With tension increasing between the United States and Spain (which then ruled Cuba), President William McKinley desired to initiate communication with the Cuban rebels, who could prove a valuable ally in case of war with Spain. McKinley asked Colonel Arthur L. Wagner to suggest an officer to seek Calixto García, one of three top commanders of the rebels. Wagner suggested Andrew Rowan, a lieutenant, who then traveled to Cuba via Jamaica, dressed as a traveling sportsman. Rowan was met by rebel cavalry, and taken to meet Gen. García in the Oriente Mountains. Gen. García, eager for the Americans' help in fighting the Spanish, sent five knowledgeable men with Rowan to the US, rather than merely send garnered information. Lt. Rowan's party returned after 4 days British quarantine in the Bahamas, to aid Army intel. He was later given command of a Company of "Immunes"—African-American troops presumed to be immune to the tropical diseases found in Cuba.
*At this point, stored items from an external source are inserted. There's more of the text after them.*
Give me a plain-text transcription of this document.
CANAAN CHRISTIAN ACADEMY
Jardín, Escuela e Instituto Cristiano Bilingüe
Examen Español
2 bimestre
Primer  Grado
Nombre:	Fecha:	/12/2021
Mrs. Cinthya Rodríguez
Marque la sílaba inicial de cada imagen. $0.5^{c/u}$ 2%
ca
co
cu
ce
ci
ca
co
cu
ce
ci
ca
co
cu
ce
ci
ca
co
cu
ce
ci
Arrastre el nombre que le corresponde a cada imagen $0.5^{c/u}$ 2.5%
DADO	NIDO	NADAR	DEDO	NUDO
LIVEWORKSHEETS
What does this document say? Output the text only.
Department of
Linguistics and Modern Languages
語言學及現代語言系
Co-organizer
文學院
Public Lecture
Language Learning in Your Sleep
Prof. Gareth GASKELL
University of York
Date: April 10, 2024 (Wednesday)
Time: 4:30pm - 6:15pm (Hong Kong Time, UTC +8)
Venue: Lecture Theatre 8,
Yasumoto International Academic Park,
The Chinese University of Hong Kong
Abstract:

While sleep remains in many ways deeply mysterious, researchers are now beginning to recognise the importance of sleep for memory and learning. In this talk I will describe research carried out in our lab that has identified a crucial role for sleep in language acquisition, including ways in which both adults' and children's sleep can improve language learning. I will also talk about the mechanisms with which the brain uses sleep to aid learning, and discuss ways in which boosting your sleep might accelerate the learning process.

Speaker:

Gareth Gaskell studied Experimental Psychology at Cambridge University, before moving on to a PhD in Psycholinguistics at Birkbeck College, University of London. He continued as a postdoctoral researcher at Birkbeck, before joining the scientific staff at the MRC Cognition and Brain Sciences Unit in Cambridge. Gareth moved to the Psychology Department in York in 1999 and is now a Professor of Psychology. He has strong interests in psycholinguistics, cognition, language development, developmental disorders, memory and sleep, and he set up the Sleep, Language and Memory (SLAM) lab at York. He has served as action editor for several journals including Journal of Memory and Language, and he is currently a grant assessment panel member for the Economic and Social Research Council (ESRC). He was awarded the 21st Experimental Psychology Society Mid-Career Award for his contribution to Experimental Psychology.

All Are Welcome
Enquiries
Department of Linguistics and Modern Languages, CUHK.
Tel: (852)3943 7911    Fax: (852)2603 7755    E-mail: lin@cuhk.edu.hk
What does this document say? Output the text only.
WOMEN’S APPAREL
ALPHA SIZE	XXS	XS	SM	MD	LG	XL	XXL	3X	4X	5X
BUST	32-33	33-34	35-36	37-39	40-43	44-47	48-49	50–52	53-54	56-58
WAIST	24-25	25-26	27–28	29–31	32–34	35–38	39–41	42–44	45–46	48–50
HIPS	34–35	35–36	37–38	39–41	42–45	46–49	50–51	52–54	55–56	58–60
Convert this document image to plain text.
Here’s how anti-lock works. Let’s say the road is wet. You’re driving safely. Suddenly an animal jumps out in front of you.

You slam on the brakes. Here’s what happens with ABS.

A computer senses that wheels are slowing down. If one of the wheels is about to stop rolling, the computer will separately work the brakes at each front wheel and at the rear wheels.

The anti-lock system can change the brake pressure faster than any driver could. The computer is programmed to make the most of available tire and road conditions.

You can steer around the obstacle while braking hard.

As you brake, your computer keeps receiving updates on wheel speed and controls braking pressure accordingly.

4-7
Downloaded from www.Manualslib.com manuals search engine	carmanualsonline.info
Only in 1922 did the then-retired Col. Rowan finally receive the Distinguished Service Cross.[2]

Other media[edit]

A Message to Garcia was first made into a motion picture during 1916 by Thomas A. Edison, Inc. The silent movie was directed by Richard Ridgely and featured Robert Conness, Mabel Trunnelle, and Charles Sutton as Garcia. In 1936, A Message to Garcia was made by Twentieth Century Fox and directed by George Marshall, featuring Wallace Beery, Barbara Stanwyck, John Boles, Alan Hale, Herbert Mundin, Mona Barrie, and Enrique Acosta as Garcia.[3]

The radio program Suspense broadcast a 30-minute adaptation with the same title on September 14, 1953. It featured Richard Widmark as Rowan.

The Seattle-based band Visqueen released an album during 2009 titled "Message to Garcia".